As research has evolved, the new consensus is that the “anabolic window” is actually closer to 2 hours. If you can fit in a post workout meal within 2 hours of concluding your workout, you’ll have optimal results. Furthermore, the food doesn’t need to be fast absorbed. Starchy carbs and animal protein is perfectly fine; you don’t need to have a post WOD shake. And, if you can’t get something in your system within 2 hours, you won’t lose your results. Daily totals are still the most important thing.
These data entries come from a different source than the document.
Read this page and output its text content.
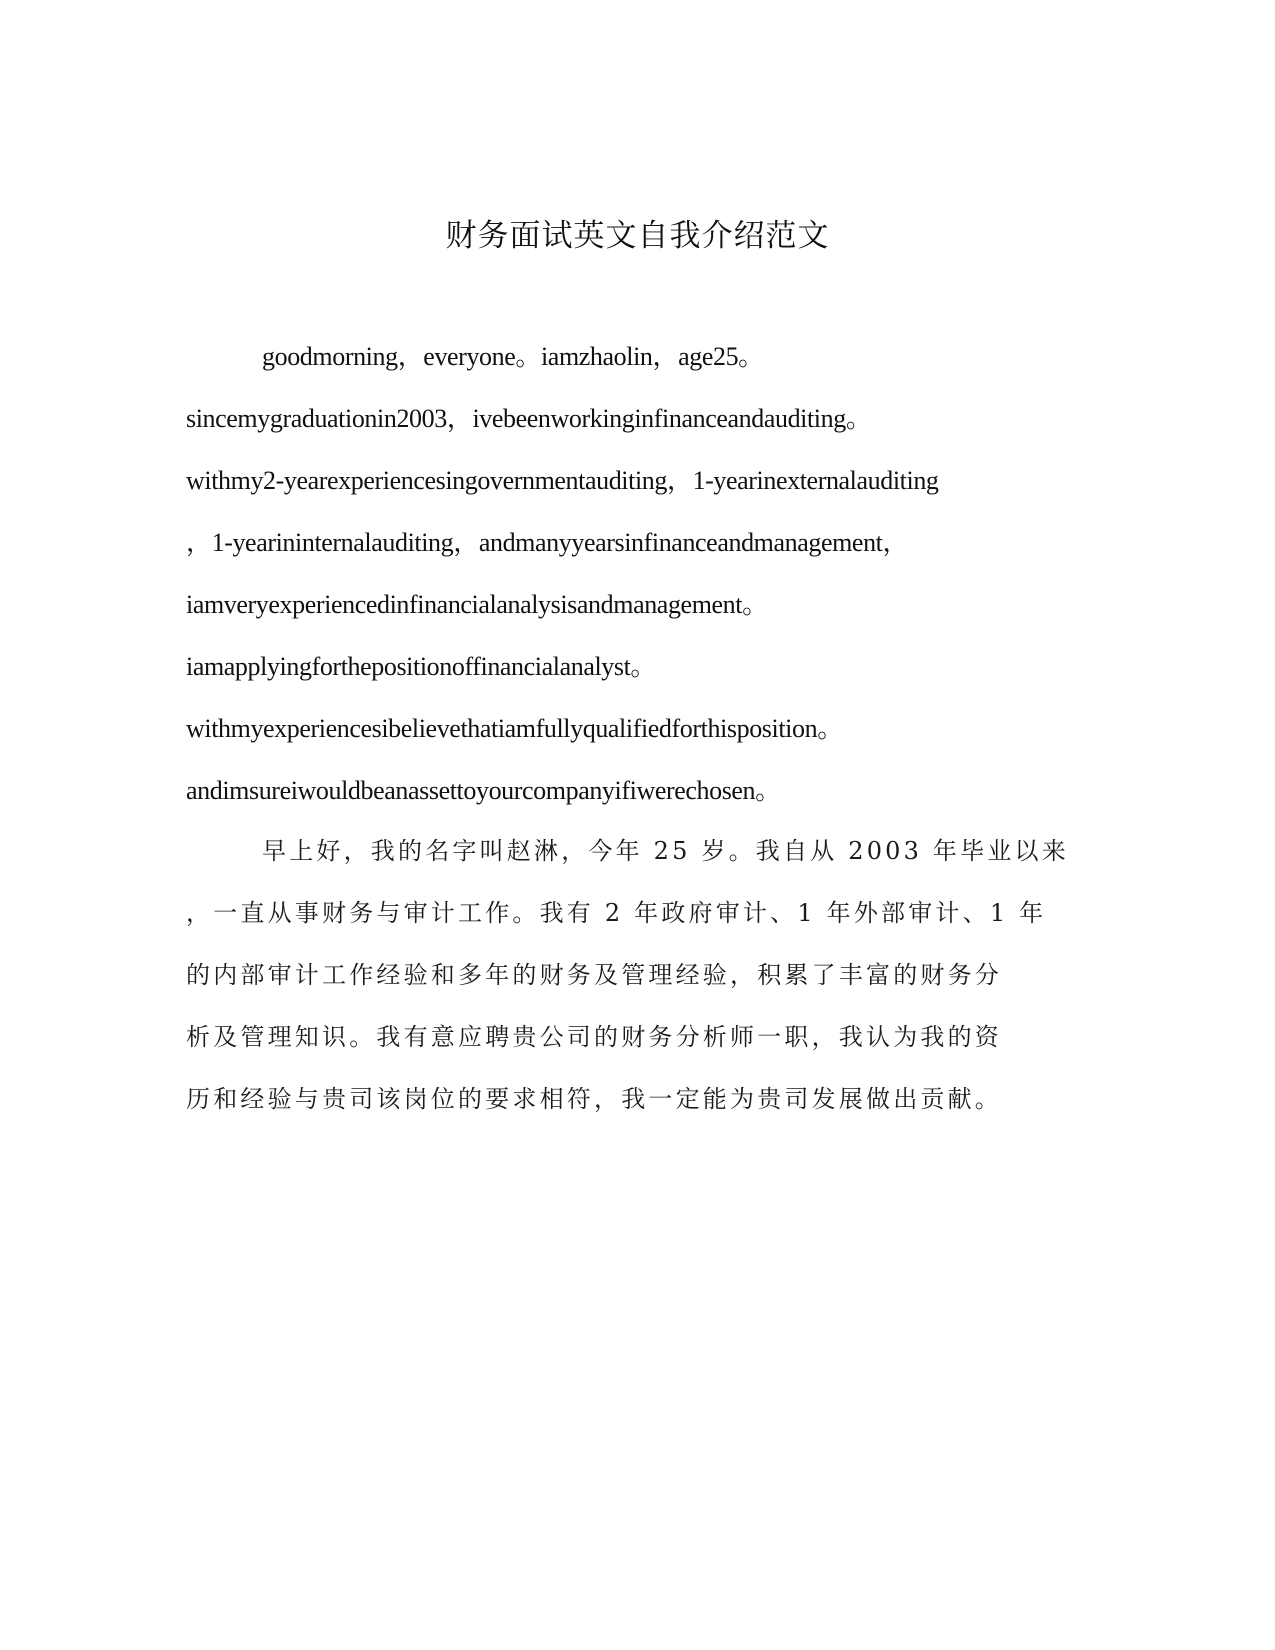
财务面试英文自我介绍范文
goodmorning，everyone。iamzhaolin，age25。
sincemygraduationin2003，ivebeenworkinginfinanceandauditing。
withmy2-yearexperiencesingovernmentauditing，1-yearinexternalauditing
，1-yearininternalauditing，andmanyyearsinfinanceandmanagement，
iamveryexperiencedinfinancialanalysisandmanagement。
iamapplyingforthepositionoffinancialanalyst。
withmyexperiencesibelievethatiamfullyqualifiedforthisposition。
andimsureiwouldbeanassettoyourcompanyifiwerechosen。
早上好，我的名字叫赵淋，今年 25 岁。我自从 2003 年毕业以来
，一直从事财务与审计工作。我有 2 年政府审计、1 年外部审计、1 年
的内部审计工作经验和多年的财务及管理经验，积累了丰富的财务分
析及管理知识。我有意应聘贵公司的财务分析师一职，我认为我的资
历和经验与贵司该岗位的要求相符，我一定能为贵司发展做出贡献。
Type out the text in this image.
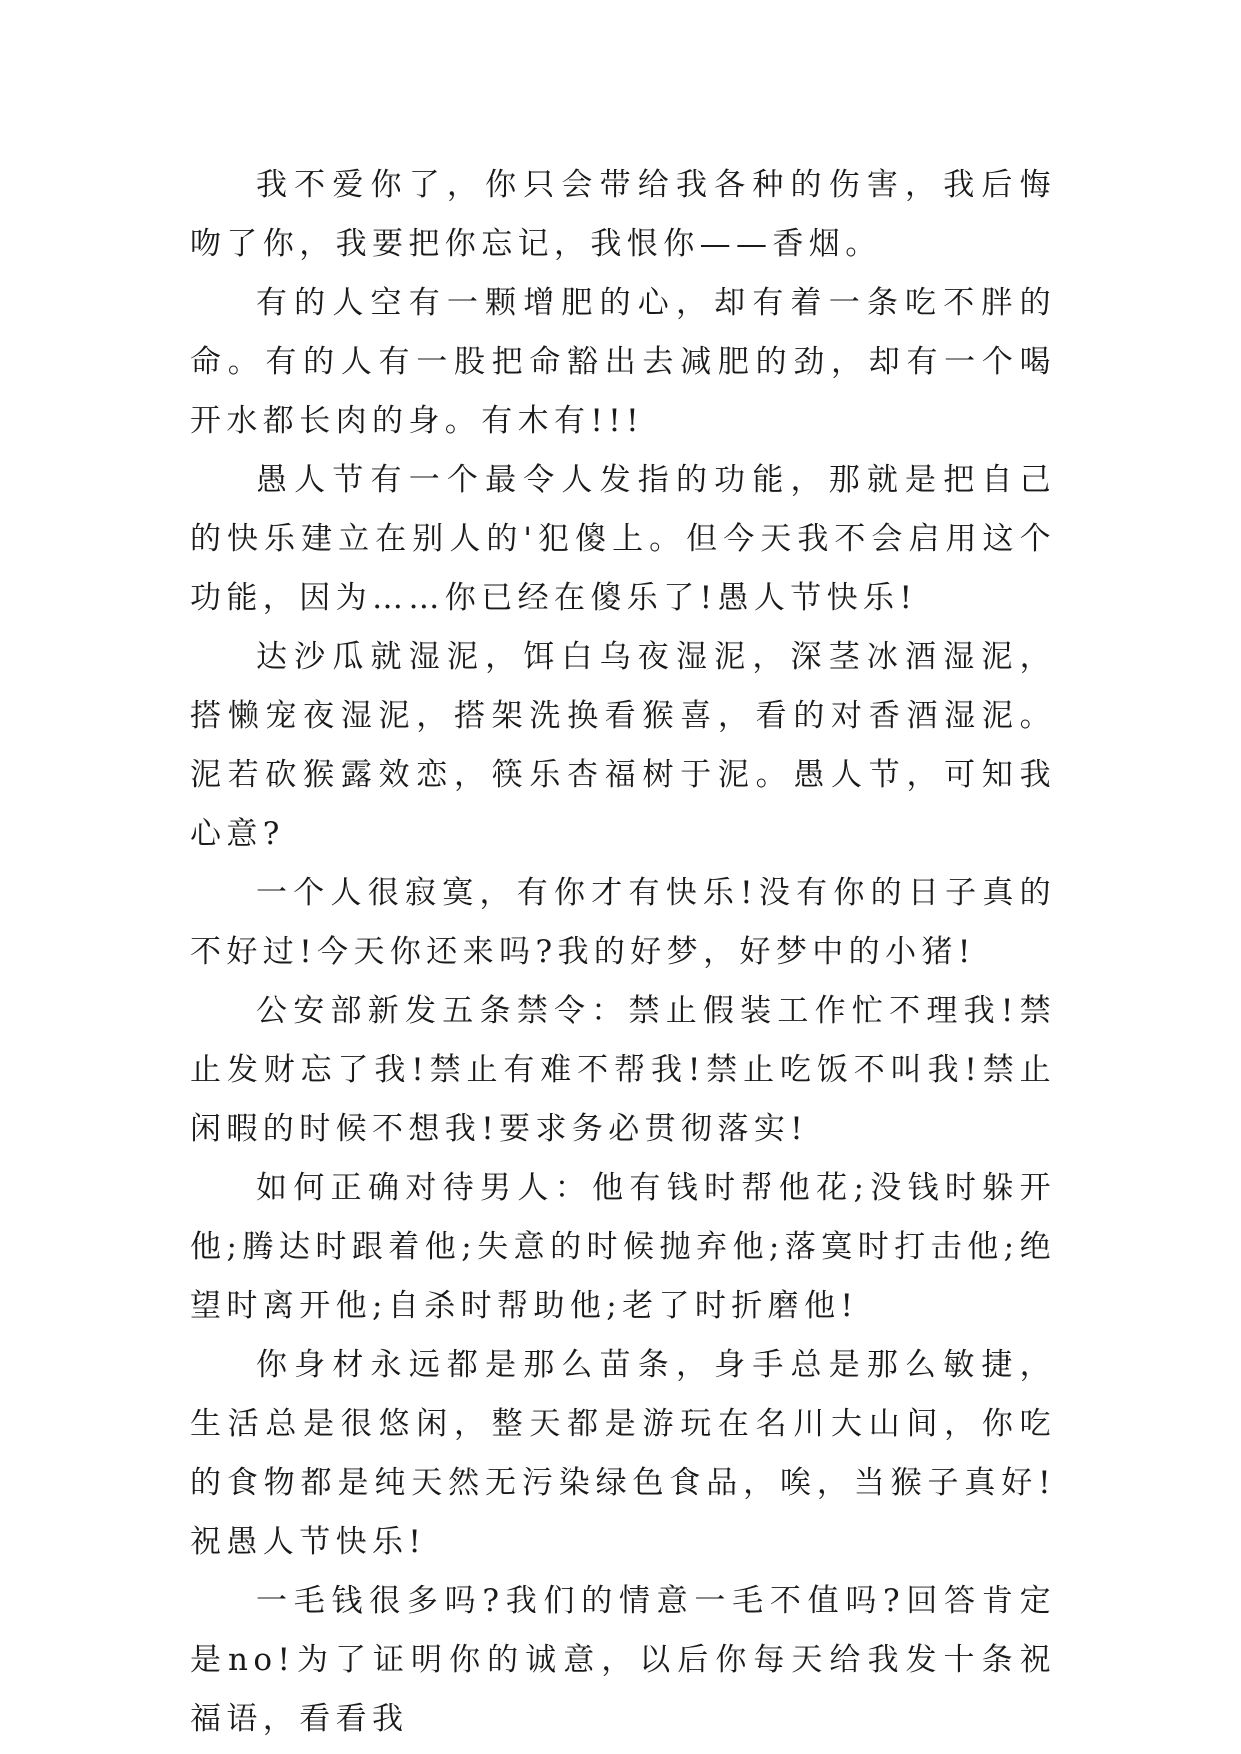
我不爱你了，你只会带给我各种的伤害，我后悔吻了你，我要把你忘记，我恨你——香烟。

有的人空有一颗增肥的心，却有着一条吃不胖的命。有的人有一股把命豁出去减肥的劲，却有一个喝开水都长肉的身。有木有!!!

愚人节有一个最令人发指的功能，那就是把自己的快乐建立在别人的'犯傻上。但今天我不会启用这个功能，因为……你已经在傻乐了!愚人节快乐!

达沙瓜就湿泥，饵白乌夜湿泥，深茎冰酒湿泥，搭懒宠夜湿泥，搭架洗换看猴喜，看的对香酒湿泥。泥若砍猴露效恋，筷乐杏福树于泥。愚人节，可知我心意?

一个人很寂寞，有你才有快乐!没有你的日子真的不好过!今天你还来吗?我的好梦，好梦中的小猪!

公安部新发五条禁令：禁止假装工作忙不理我!禁止发财忘了我!禁止有难不帮我!禁止吃饭不叫我!禁止闲暇的时候不想我!要求务必贯彻落实!

如何正确对待男人：他有钱时帮他花;没钱时躲开他;腾达时跟着他;失意的时候抛弃他;落寞时打击他;绝望时离开他;自杀时帮助他;老了时折磨他!

你身材永远都是那么苗条，身手总是那么敏捷，生活总是很悠闲，整天都是游玩在名川大山间，你吃的食物都是纯天然无污染绿色食品，唉，当猴子真好!祝愚人节快乐!

一毛钱很多吗?我们的情意一毛不值吗?回答肯定是no!为了证明你的诚意，以后你每天给我发十条祝福语，看看我
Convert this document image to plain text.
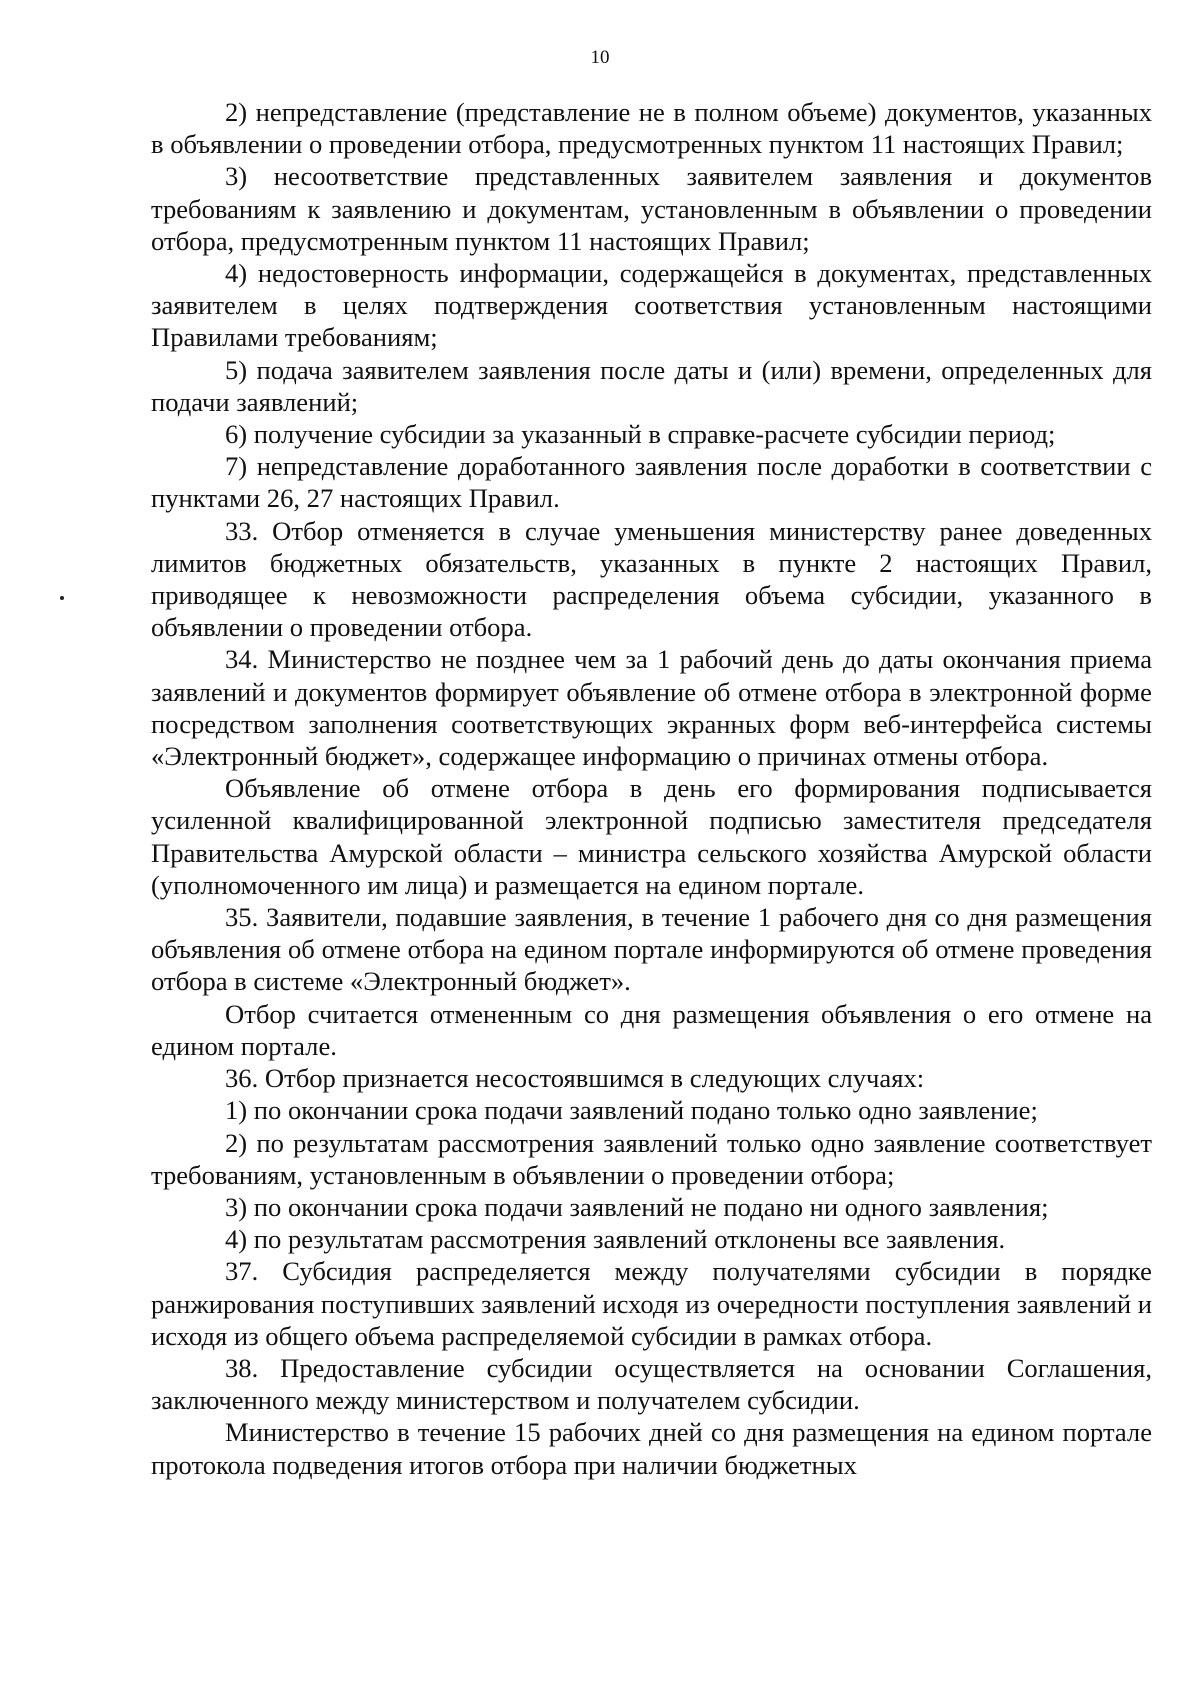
10

2) непредставление (представление не в полном объеме) документов, указанных в объявлении о проведении отбора, предусмотренных пунктом 11 настоящих Правил;

3) несоответствие представленных заявителем заявления и документов требованиям к заявлению и документам, установленным в объявлении о проведении отбора, предусмотренным пунктом 11 настоящих Правил;

4) недостоверность информации, содержащейся в документах, представленных заявителем в целях подтверждения соответствия установленным настоящими Правилами требованиям;

5) подача заявителем заявления после даты и (или) времени, определенных для подачи заявлений;

6) получение субсидии за указанный в справке-расчете субсидии период;

7) непредставление доработанного заявления после доработки в соответствии с пунктами 26, 27 настоящих Правил.

33. Отбор отменяется в случае уменьшения министерству ранее доведенных лимитов бюджетных обязательств, указанных в пункте 2 настоящих Правил, приводящее к невозможности распределения объема субсидии, указанного в объявлении о проведении отбора.

34. Министерство не позднее чем за 1 рабочий день до даты окончания приема заявлений и документов формирует объявление об отмене отбора в электронной форме посредством заполнения соответствующих экранных форм веб-интерфейса системы «Электронный бюджет», содержащее информацию о причинах отмены отбора.

Объявление об отмене отбора в день его формирования подписывается усиленной квалифицированной электронной подписью заместителя председателя Правительства Амурской области – министра сельского хозяйства Амурской области (уполномоченного им лица) и размещается на едином портале.

35. Заявители, подавшие заявления, в течение 1 рабочего дня со дня размещения объявления об отмене отбора на едином портале информируются об отмене проведения отбора в системе «Электронный бюджет».

Отбор считается отмененным со дня размещения объявления о его отмене на едином портале.

36. Отбор признается несостоявшимся в следующих случаях:

1) по окончании срока подачи заявлений подано только одно заявление;

2) по результатам рассмотрения заявлений только одно заявление соответствует требованиям, установленным в объявлении о проведении отбора;

3) по окончании срока подачи заявлений не подано ни одного заявления;

4) по результатам рассмотрения заявлений отклонены все заявления.

37. Субсидия распределяется между получателями субсидии в порядке ранжирования поступивших заявлений исходя из очередности поступления заявлений и исходя из общего объема распределяемой субсидии в рамках отбора.

38. Предоставление субсидии осуществляется на основании Соглашения, заключенного между министерством и получателем субсидии.

Министерство в течение 15 рабочих дней со дня размещения на едином портале протокола подведения итогов отбора при наличии бюджетных
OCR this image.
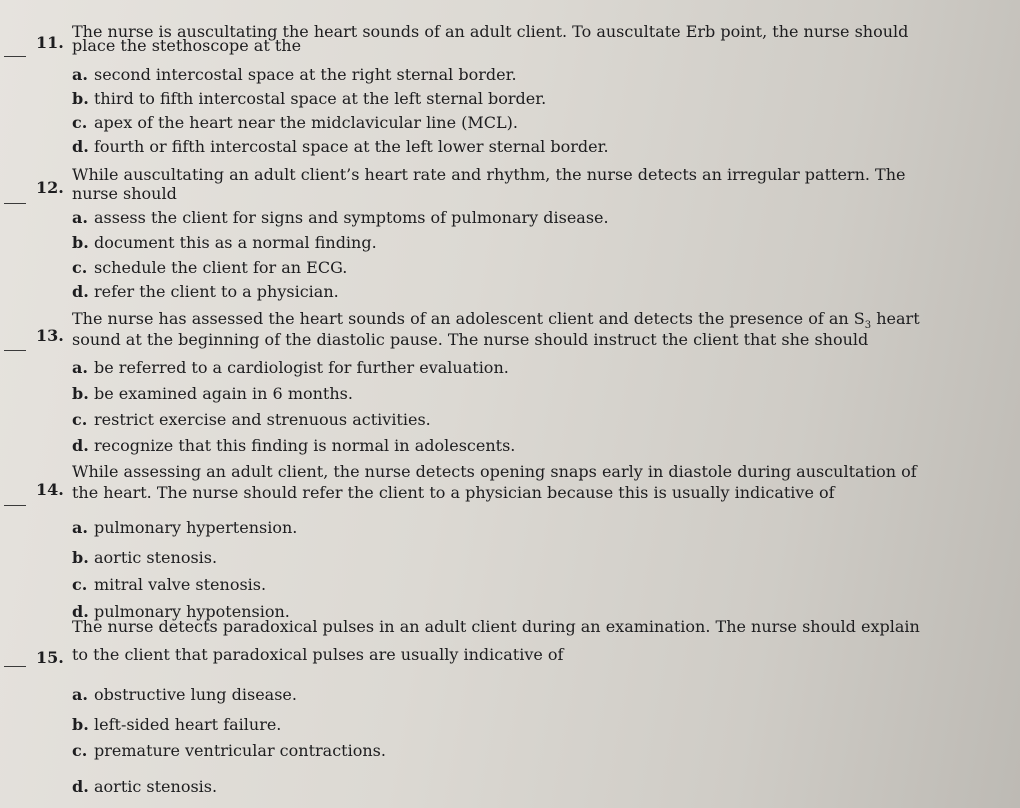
11.
The nurse is auscultating the heart sounds of an adult client. To auscultate Erb point, the nurse should
place the stethoscope at the
a. second intercostal space at the right sternal border.
b. third to fifth intercostal space at the left sternal border.
c. apex of the heart near the midclavicular line (MCL).
d. fourth or fifth intercostal space at the left lower sternal border.
12.
While auscultating an adult client’s heart rate and rhythm, the nurse detects an irregular pattern. The
nurse should
a. assess the client for signs and symptoms of pulmonary disease.
b. document this as a normal finding.
c. schedule the client for an ECG.
d. refer the client to a physician.
13.
The nurse has assessed the heart sounds of an adolescent client and detects the presence of an $S_3$ heart
sound at the beginning of the diastolic pause. The nurse should instruct the client that she should
a. be referred to a cardiologist for further evaluation.
b. be examined again in 6 months.
c. restrict exercise and strenuous activities.
d. recognize that this finding is normal in adolescents.
14.
While assessing an adult client, the nurse detects opening snaps early in diastole during auscultation of
the heart. The nurse should refer the client to a physician because this is usually indicative of
a. pulmonary hypertension.
b. aortic stenosis.
c. mitral valve stenosis.
d. pulmonary hypotension.
15.
The nurse detects paradoxical pulses in an adult client during an examination. The nurse should explain
to the client that paradoxical pulses are usually indicative of
a. obstructive lung disease.
b. left-sided heart failure.
c. premature ventricular contractions.
d. aortic stenosis.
That being said, if you’re feeling absolutely crushed after a workout (like after “Chris Kyle”), you’re going to want to get some simple carbs into your system STAT. That feeling means that your glycogen stores are depleted, and you need some quickly absorbed sugars to feel right again. This is where a post WOD shake can help, but fruits or even a sugary candy can help, just ask our barbell club!

Athletic Performance

For fat loss and muscle gain, caloric intake is most important. No surprise here, the same is true for athletic performance. Second most important is macro nutrient balance. So, for your best performance, you need to make sure your daily needs are being met, and that you are adequately fueled for the workouts you’re going to be undertaking. For OPTIMAL performance, you need protein, carbohydrates, and fats. (While the ketogenic diet has gained some popularity in recent years, for the vast majority of people, it is NOT a high-performance diet. The “Supernova” study was just recreated with the same outcome: carbohydrates are superior to fats for athletic fuel.)

As far as timing goes, we care about it only to ensure that you have energy for your workout, and energy to recover from it. The optimal time for MOST people to eat is 1-2 hours before your workout, and 1-2 hours after, as we just covered above.  If you’re one of our crazy 5amers, eating 1-2 hours before class is unrealistic. Instead, focus on carb loading your last meal of the day the night before. This holds true for anyone who works out first thing in the morning. While some people can get away with it, working out on an empty stomach can lead to feelings of nausea and cause you to “hit a wall” mid workout. If we’re maxing out, it can cause you to get lightheaded or even pass out. None of these things are conducive to good performance, so make sure you fuel up!  Other than that, focus on hitting your daily caloric goal, eating quality foods, and making sure you get enough protein and carbs. Don’t sweat the timing until everything else is squared away.